Great haul, I hope you love your items!


----------



## obeyDita (Jan 12, 2011)

Thank you! I sure do. I recently became obsessed with purples, so I'm all over these new shades!


----------



## dani623 (Jan 13, 2011)

Great haul & such a wonderful way to treat yourself. Enjoy!


----------



## obeyDita (Jan 13, 2011)

I couldn't agree more, dani623! ;-) Thanks!


----------



## keetuh (Jan 13, 2011)

obeyDita said:


> Thank you! I sure do. I recently became obsessed with purples, so I'm all over these new shades!

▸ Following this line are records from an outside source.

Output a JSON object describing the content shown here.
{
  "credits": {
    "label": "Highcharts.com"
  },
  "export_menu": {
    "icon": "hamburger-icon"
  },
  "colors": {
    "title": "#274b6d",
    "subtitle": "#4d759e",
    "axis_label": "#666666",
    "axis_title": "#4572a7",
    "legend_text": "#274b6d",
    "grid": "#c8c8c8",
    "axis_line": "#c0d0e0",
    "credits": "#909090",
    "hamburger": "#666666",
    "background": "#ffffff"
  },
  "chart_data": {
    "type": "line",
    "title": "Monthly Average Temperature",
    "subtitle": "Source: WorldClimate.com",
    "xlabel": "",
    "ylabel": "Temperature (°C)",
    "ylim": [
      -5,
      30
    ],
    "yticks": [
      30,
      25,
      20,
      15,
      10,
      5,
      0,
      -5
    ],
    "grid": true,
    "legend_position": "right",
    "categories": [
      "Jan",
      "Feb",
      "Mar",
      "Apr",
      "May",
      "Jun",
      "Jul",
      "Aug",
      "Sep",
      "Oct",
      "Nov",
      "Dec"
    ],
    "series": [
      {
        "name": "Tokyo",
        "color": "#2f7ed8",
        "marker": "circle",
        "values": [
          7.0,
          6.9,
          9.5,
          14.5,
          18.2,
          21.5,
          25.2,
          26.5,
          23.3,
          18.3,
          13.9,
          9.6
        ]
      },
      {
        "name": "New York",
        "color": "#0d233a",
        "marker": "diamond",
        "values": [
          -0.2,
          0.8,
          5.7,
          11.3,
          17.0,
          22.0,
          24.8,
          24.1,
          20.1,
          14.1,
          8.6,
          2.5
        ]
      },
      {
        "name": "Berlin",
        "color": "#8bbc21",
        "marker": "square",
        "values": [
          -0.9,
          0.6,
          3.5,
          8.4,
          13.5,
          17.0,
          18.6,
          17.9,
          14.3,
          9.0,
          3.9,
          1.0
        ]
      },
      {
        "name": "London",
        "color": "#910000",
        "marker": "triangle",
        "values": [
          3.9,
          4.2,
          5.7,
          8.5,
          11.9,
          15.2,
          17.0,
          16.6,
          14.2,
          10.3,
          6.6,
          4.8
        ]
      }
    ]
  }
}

	I am obsessed with purples and browns too. I actually found out I have trouble picking colors outside of brown and purple.


----------



## imthebeesknees (Jan 13, 2011)

Love this haul, i am also very obsessed with nuetrals and purples! Enjoy!! xo


----------



## Smf16 (Jan 13, 2011)

Love your color selections! Enjoy!


----------



## obeyDita (Jan 14, 2011)

@keetuh and imthebeesknees (haha! I LOVE that!) I realized that I live in a very, very small box, therefore my whole collection consists of nothing but neutrals, browns and now purples. 
	

	
	
		
		

		
		
	


	




  	@Smf16 - Thank you!!


----------



## LittleMaryJane (Jan 14, 2011)

An AWESOME haul! It's a beautiful set of colors.


----------



## obeyDita (Jan 14, 2011)

Thank you, @LittleMaryJane!


----------



## natashaish (Feb 12, 2011)

nice colours!


----------



## ittybittylizzy (Feb 14, 2011)

Drool, love the new shadows. Love purples too


----------